Napoléon : la correspondance est assurée
La nouvelle conservatrice du musée Fesch d’Ajaccio a annoncé ce samedi la découverte dans la modeste bibliothèque de l’établissement de lettres rares de la famille impériale, notamment de la mère de Napoléon et de Marie-Louise. Au même moment, l’entreprise, un temps envisagée par Jean Tulard dans les années 80, puis entamée en 2001, de la publication intégrale de la correspondance napoléonienne arrive à son terme ce lundi 30 avril avec la parution du quinzième et dernier volume.
Titanesque, pharaonique… Les adjectifs manquent pour qualifier ce travail éditorial mené par Fayard, en collaboration avec la fondation Napoléon. L’occasion de dresser un bilan avec son directeur, Thierry Lentz, et d’examiner avec lui cet ultime ouvrage, émouvant, qui couvre la période 1814-1821.
Le Point : Comment est née cette aventure ?

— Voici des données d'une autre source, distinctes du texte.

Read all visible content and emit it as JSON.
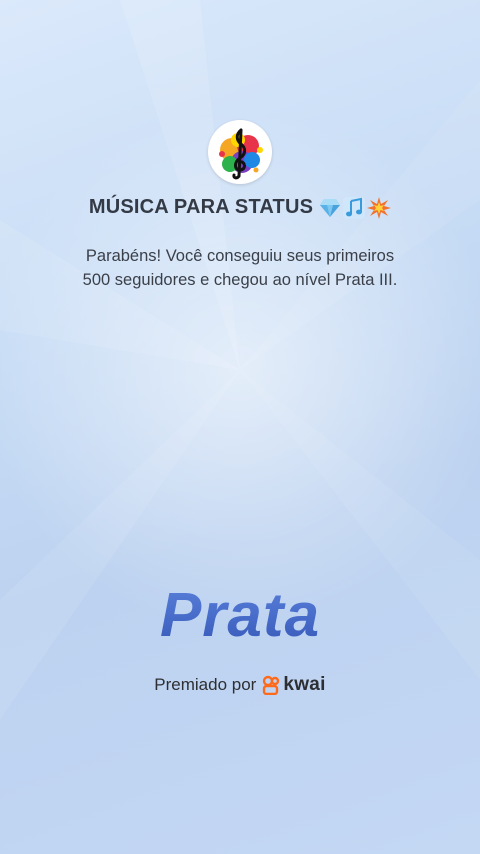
{
  "profile": {
    "name": "MÚSICA PARA STATUS",
    "avatar_icon": "treble-clef-icon",
    "title_emojis": [
      "gem-icon",
      "music-notes-icon",
      "collision-icon"
    ]
  },
  "congrats": {
    "line1": "Parabéns! Você conseguiu seus primeiros",
    "line2": "500 seguidores e chegou ao nível Prata III."
  },
  "level": {
    "name": "Prata",
    "color": "#3d63c4"
  },
  "award": {
    "label": "Premiado por",
    "brand": "kwai",
    "brand_icon": "kwai-logo-icon",
    "brand_color": "#ff6a1a"
  },
  "colors": {
    "background": "#c7dcf5",
    "text": "#333a45"
  }
}
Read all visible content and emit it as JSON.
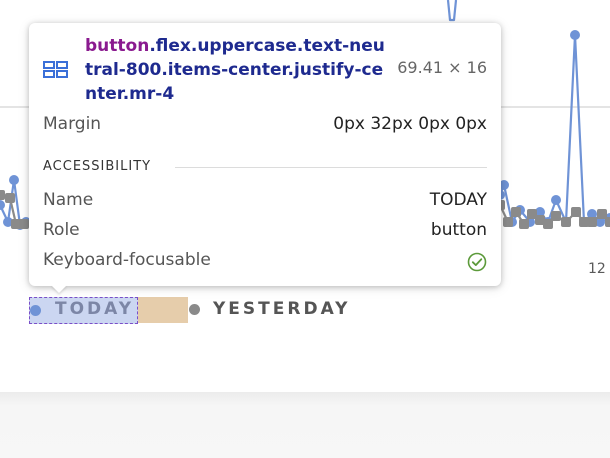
{
  "tooltip": {
    "selector_tag": "button",
    "selector_classes": ".flex.uppercase.text-neutral-800.items-center.justify-center.mr-4",
    "dimensions": "69.41 × 16",
    "margin_label": "Margin",
    "margin_value": "0px 32px 0px 0px",
    "section_title": "ACCESSIBILITY",
    "name_label": "Name",
    "name_value": "TODAY",
    "role_label": "Role",
    "role_value": "button",
    "focusable_label": "Keyboard-focusable",
    "focusable_value": true
  },
  "legend": {
    "today_label": "TODAY",
    "yesterday_label": "YESTERDAY",
    "today_color": "#6f93d6",
    "yesterday_color": "#8a8a8a"
  },
  "axis": {
    "tick_label": "12"
  },
  "colors": {
    "selector_class_color": "#1e2a8f",
    "selector_tag_color": "#8a1a8f",
    "highlight_content": "#a0b4e6",
    "highlight_margin": "#e2c49c",
    "check_color": "#5c9a3a"
  }
}
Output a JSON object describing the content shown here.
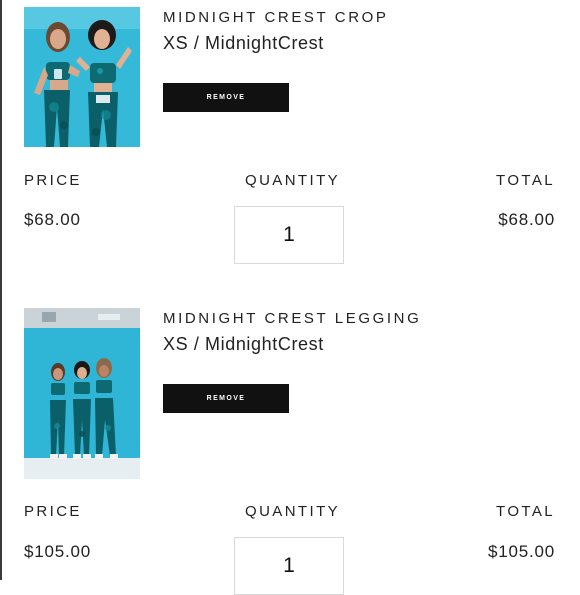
{
  "cart": {
    "items": [
      {
        "name": "MIDNIGHT CREST CROP",
        "variant": "XS / MidnightCrest",
        "remove_label": "REMOVE",
        "price_label": "PRICE",
        "quantity_label": "QUANTITY",
        "total_label": "TOTAL",
        "price": "$68.00",
        "quantity": "1",
        "total": "$68.00"
      },
      {
        "name": "MIDNIGHT CREST LEGGING",
        "variant": "XS / MidnightCrest",
        "remove_label": "REMOVE",
        "price_label": "PRICE",
        "quantity_label": "QUANTITY",
        "total_label": "TOTAL",
        "price": "$105.00",
        "quantity": "1",
        "total": "$105.00"
      }
    ]
  },
  "colors": {
    "button_bg": "#111111",
    "button_text": "#ffffff",
    "text": "#222222",
    "input_border": "#d9d9d9",
    "photo_backdrop": "#2bb7d6",
    "outfit_teal": "#0f6f78"
  }
}
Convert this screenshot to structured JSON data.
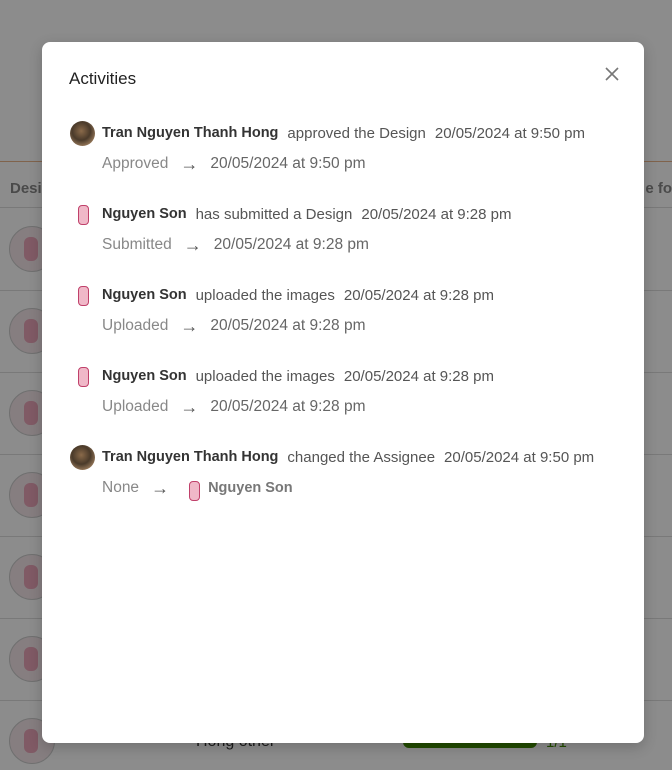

Thierry Lentz : Sur un coup de tête. J’avais été nommé depuis un an à la tête de la fondation Napoléon quand je suis allé voir notre président, le baron Gourgaud, pour lui déclarer qu’il fallait un grand projet scientifique qui nous mobilise. Sans réfléchir, le baron a répondu : et si on se lançait dans la correspondance ? Sans réfléchir davantage, j’ai dit oui.
Quel était l’état des lieux à cette époque ?
Une première édition avait été menée sous le Second Empire. Mais elle mêlait aux lettres des ordres, décrets et proclamations. Par ailleurs, la première commission avait été démise lorsqu’on s’était aperçu que certaines lettres mettaient en cause des proches de Napoléon. Une deuxième commission, sous la présidence du prince Napoléon (« Plon-Plon »), avait été nommée, qui avait mené un travail hagiographique, caviardant de nombreux passages. À ces 32 volumes, qui couvraient environ 22 000 missives, différents ouvrages avaient été rajoutés à la fin du XIXe siècle, pour corriger les erreurs de la commission, en particulier ceux de Léon Lecestre, qui avait trouvé plus de mille lettres inédites.
Comment ont été menées les recherches pour arriver à ce chiffre de 40 787 lettres ?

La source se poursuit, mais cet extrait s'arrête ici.